The most essential element of good gag-gifting is understanding your vict…. errr…. I mean….. your recipient.
Every office has a Mister know-it-all, for instance.
Now, I’m not saying knowledge ain’t a good thing,
—- especially when it comes to high falootin’ stuff like grammar, math, and science.
But since I don’t know anything about any of those,
—- it kinda pisses me off when somebody in the office does,
and then uses that superior knowledge to correct me.
Here’s a perfect gift for one of them guys.
It’s a Science Challenge Clock.
And what you gotta do is solve the problem, before you can know what time it is.
Or you can kinda just look at the hand position—
…. but believe me, with a Mister Know It All, that just won’t do.
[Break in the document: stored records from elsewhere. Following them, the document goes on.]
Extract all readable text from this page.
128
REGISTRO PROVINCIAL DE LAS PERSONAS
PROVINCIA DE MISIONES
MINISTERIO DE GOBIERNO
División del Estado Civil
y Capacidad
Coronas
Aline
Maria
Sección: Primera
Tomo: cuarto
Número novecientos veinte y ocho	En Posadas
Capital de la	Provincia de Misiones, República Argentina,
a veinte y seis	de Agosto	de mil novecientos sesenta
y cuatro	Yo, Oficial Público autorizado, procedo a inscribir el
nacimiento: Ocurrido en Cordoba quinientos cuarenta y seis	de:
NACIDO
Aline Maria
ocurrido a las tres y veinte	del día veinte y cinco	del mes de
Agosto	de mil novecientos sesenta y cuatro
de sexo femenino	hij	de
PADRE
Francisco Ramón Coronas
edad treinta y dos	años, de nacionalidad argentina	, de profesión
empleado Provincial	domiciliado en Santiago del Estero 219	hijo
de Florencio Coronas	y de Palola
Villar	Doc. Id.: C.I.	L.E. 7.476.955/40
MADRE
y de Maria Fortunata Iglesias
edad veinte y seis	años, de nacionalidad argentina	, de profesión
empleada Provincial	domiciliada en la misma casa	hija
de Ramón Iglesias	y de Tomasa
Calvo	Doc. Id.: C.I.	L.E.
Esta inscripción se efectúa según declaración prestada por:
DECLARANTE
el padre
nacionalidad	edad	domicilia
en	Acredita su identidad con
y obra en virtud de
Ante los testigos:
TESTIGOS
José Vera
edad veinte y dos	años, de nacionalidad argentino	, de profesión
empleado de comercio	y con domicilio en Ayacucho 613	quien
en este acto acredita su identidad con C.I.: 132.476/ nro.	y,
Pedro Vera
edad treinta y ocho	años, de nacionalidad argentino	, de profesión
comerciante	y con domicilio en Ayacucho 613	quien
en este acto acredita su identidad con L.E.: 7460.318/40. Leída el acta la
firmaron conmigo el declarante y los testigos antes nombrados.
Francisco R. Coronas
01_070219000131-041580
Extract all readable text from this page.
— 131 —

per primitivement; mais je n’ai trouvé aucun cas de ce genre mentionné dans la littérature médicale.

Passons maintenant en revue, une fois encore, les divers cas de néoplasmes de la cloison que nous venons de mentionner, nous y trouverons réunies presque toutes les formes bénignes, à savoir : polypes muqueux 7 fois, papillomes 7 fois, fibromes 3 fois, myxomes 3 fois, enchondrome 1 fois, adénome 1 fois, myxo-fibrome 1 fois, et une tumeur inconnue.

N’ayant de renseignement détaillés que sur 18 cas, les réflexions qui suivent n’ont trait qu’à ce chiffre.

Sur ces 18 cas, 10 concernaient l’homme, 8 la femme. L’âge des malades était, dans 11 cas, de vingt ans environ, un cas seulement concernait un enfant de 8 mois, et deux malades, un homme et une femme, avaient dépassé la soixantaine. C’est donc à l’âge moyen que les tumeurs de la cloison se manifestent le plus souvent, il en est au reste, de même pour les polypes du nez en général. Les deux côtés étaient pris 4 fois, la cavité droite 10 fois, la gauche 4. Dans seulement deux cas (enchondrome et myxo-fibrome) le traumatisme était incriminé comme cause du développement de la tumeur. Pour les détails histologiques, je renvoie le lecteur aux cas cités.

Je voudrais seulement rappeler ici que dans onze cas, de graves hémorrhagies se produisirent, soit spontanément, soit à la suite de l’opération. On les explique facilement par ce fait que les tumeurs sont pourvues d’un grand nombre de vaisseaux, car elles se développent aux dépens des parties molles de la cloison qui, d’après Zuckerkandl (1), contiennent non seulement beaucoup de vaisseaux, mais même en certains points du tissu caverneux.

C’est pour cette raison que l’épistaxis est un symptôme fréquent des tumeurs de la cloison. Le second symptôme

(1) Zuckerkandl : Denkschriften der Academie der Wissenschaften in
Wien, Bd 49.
This gift sorta serves two purposes…
One, it gives the recipient something useful to do, other than to sit around and correct YOU.
Two, it tells the world — or maybe warns the world — about just what kinda guy you got here.
One of them.
And I know you got one of those wise-guys at work who always has to have the latest computer gadget or electronic gizmo — ain’t that right?
I bet he don’t have one of these.
Yes, it’s a toaster that you hook up to your computer’s USB port .
The local fire marshal is just bound to love this little item, so why not save it until right before he visits your office next time?
Then, just hook it up to your lucky recipient’s computer, and watch the fun.
Guaranteed to cause bewilderment, befuddlement, and downright discombobulation.
Sure that’s a fucking word. Look it up.
Well, let’s deal with that irritatingly vegetarian macro-biotic-voodoo vegan who does nothing but whine about meat and people who are fortunate enough to have a taste for it.
I’m sure this gift will communicate the message you’ve been itchin’ to send–
… despite being,
well, pretty much a waste of an awful lot of valuable TV commercial time….
It’s called a Bacon Bowl Maker….
…… and it’s so worthless that even the Huffington Post doesn’t like it, and they’ll swallow just about anything.
But in this case, I think you’ve found the perfect use for it.
Mistletoe to Go.
What can I say about this product ?
But, as I’m fully aware of the fact that Christmas in July is just a state of mind,
and that the real Christmas has thankfully long come and gone,
I just want to remind you that the ‘space invader’ in your office is still very much present and accounted for.
You know who I mean….
That guy or girl in your office who loves to hug you and always wants to feel your biceps …
…… or other stuff.
Oh sure, there’s always a pretext.
It never makes any sense, but there’s always a pretext.
So why not give ’em one.
At least you can see ’em coming now.